Tantangan ini dilatarbelakangi oleh kondisi demografi Trenggalek yang diperkirakan akan menghadapi aging population, di mana jumlah penduduk lanjut usia lebih banyak dibandingkan penduduk usia produktif.
“Ke depan, penduduk usia produktif harus menopang yang tua dan anak-anak yang belum produktif. Jika tidak dipikirkan sekarang, APBD akan habis hanya untuk kebutuhan sosial,” jelas Nur Arifin, Senin (23/12/2024).
Ia berharap BAZNAS dapat merambah dunia usaha melalui program-program yang mendukung kemandirian ekonomi.
“BAZNAS bisa membuka toko berjejaring atau usaha produktif lainnya.
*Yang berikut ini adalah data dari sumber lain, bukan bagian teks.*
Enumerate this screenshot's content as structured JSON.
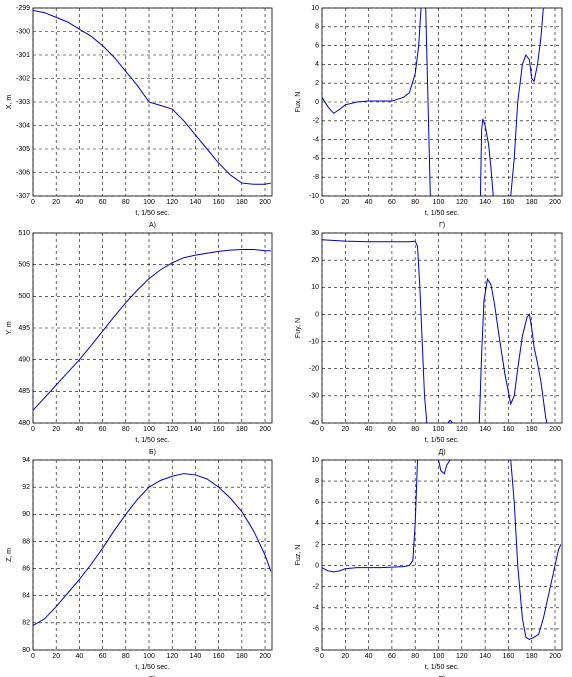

Jika hasilnya menjanjikan, keuntungan dapat digunakan untuk menyantuni lebih banyak masyarakat miskin,” ujarnya.
Mas Ipin, sapaan akrab Nur Arifin, juga mengisahkan inspirasi dari negara Arab, di mana hasil wakaf dan zakat digunakan untuk membangun hotel Usman bin Affan di Madinah.
Hotel ini, menurutnya, menjadi contoh sukses pengelolaan dana zakat untuk pemberdayaan ekonomi yang berkelanjutan.Menanggapi tantangan tersebut, Ketua BAZNAS Trenggalek, Mahsun Ismail, menyatakan kesiapannya.
Namun, ia menegaskan bahwa langkah ke arah usaha produktif harus direncanakan secara matang. “Kami siap menyambut tantangan ini, tetapi akan berhitung lebih cermat agar setiap langkah yang diambil tepat sasaran,” tandasnya.
Sebagai lembaga pengelola zakat, BAZNAS Trenggalek selama ini telah menunjukkan prestasi dengan transparansi dan akuntabilitasnya, termasuk meraih predikat WTP dan BAZNAS Award 2024.
Dengan tantangan baru ini, diharapkan BAZNAS Trenggalek dapat terus meningkatkan kontribusinya dalam pemberdayaan masyarakat dan menjadi pelopor inovasi pengelolaan dana zakat.
Langkah strategis seperti ini diharapkan dapat menciptakan dampak jangka panjang, tidak hanya membantu masyarakat miskin secara langsung, tetapi juga mempersiapkan solusi atas tantangan sosial-ekonomi di masa depan.